Il
résulte de tout ce que nous avons dit jusqu'ici que telle que
l'entend le parti anarchiste – et elle ne peut
être entendue autrement - l'anarchie est basée sur le socialisme.
S'il n'y avait pas ces écoles socialistes qui scindent
artificiellement l'unité naturelle de la question sociale et n'en
prennent en considération qu'une partie séparée de l'ensemble ;
s'il n'y avait pas toutes ces équivoques qui sont là pour tenter de
rendre plus difficile la voie à la révolution sociale, nous
pourrions même dire d'emblée que l'anarchie est synonyme de
socialisme, les deux signifiant l'abolition de la domination et de
l'exploitation de l'homme par l'homme, que cette domination et cette
exploitation soient rendues possibles par la force des baïonnettes
ou par l'accaparement des moyens d'existence. Tout comme le
socialisme, l'anarchie a pour base, pour point de départ l'égalité
des conditions, qui est son milieu nécessaire ; son phare est la
solidarité et sa méthode la liberté. Elle n'est pas
la perfection ; elle n'est pas l'idéal absolu qui s'éloigne au fur
et à mesure qu'on s'en approche, comme l'horizon : elle est la voie
ouverte à tous les progrès, à tous les perfectionnements, réalisés
dans l'intérêt de tous.
L'anarchie
est le seul mode de vie en commun qui laisse ouverte la voie pour
atteindre le plus grand bien possible des hommes, car elle seule
détruit toute classe intéressée à maintenir la masse dans
l'oppression et la misère. L'anarchie est possible, car elle ne fait
en réalité que débarrasser l'humanité d'un obstacle, le
gouvernement, contre lequel il lui a fallu sans cesse lutter pour
poursuivre son chemin difficile et pour avancer. Ceci étant bien
établi, les autoritaires sont poussés dans leurs derniers
retranchements ; et là, ils reçoivent les renforts d'un bon nombre
de ceux qui, bien qu'étant de chauds partisans de la liberté et de
la justice, ont peur de la liberté et ne savent pas se décider à
imaginer une humanité qui vivrait et irait son chemin sans tuteurs
ni bergers ; et ceux-là, harcelés par la vérité, demandent
piteusement que la chose soit remise à plus tard, le plus tard
possible. Voilà l'essentiel des arguments qu'on nous oppose, à ce
stade de la discussion. C'est sans doute un très bel idéal que
cette société sans gouvernement, qui se régit sur la base de la
coopération libre et volontaire, qui s'en remet en tout à l'action
spontanée des intéressés et qui est tout entière fondée sur la
solidarité et l'amour ; mais comme tous les idéaux, c'est un idéal
qui reste dans les nuages.
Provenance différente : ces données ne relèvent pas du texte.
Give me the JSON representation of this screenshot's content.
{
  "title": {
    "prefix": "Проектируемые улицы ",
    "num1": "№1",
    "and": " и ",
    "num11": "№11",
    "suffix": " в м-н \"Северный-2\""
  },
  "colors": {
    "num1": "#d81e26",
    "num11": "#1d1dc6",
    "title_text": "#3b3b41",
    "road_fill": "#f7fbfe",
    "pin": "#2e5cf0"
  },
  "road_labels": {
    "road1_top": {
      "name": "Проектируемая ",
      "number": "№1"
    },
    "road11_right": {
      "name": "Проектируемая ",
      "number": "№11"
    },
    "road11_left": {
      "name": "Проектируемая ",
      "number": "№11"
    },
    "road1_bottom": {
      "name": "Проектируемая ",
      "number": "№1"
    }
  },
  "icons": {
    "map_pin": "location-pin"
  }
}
L'humanité que nous connaissons, nous, a
toujours vécu divisée en opprimés et en oppresseurs ; et si ces
derniers sont pleins de l'esprit de domination et ont tous les vices
des tyrans, les opprimés sont rompus au servilisme et ils ont tous
les vices que produit l'esclavage, et qui sont encore pires. Le
sentiment de la solidarité est loin d'être dominant chez les hommes
d'aujourd'hui, et s'il est vrai que les hommes sont et deviennent
toujours plus solidaires les uns des autres, il n'en reste pas moins
vrai que ce qui se voit le plus et ce qui laisse l'empreinte la plus
profonde sur le caractère des hommes, c'est la lutte pour
l'existence que chacun mène quotidiennement contre tous, c'est la
rivalité qui harcèle tout le monde, ouvriers et patrons, et qui
fait que l'homme est un loup pour l'homme. Elevés dans une société
basée sur l'antagonisme des classes et des individus, comment les
hommes pourraient ils donc se transformer d'un seul coup et devenir
capables de vivre dans une société où chacun fera ce qu'il voudra
et devra vouloir le bien des autres, sans coercition externe, sous la
seule impulsion de sa propre nature ? Où trouverez-vous le courage,
le bon sens de confier le sort de la révolution, le sort de
l'humanité à une populace ignorante, anémiée par la misère,
abrutie par le prêtre, qui peut être aujourd'hui férocement
sanguinaire et se fera demain grossièrement berner par un petit
malin ou s'écrasera servilement sous la botte du premier militaire
qui osera parler en maître ? Ne sera-t-il pas plus prudent de se
rapprocher de l'idéal anarchiste en passant par l'étape d'une
république démocratique ou socialiste ? Ne faudra-t-il pas un
gouvernement composé des meilleurs pour éduquer, pour préparer les
générations à leurs destinées futures ?
Si
nous avions réussi à faire comprendre à ceux qui nous lisent tout
ce que nous avons dit jusque là et à le leur faire accepter, ces
objections-là non plus n'auraient aucune raison d'être, mais, quoi
qu'il en soit, il est bon d'y répondre, même au risque de nous
répéter. Nous nous trouvons toujours confrontés à ce préjugé :
le gouvernement est une force nouvelle, issue on ne sait d'où, qui
ajoute par lui-même quelque chose à la somme des forces et des
capacités de ceux qui le composent et de ceux qui lui obéissent.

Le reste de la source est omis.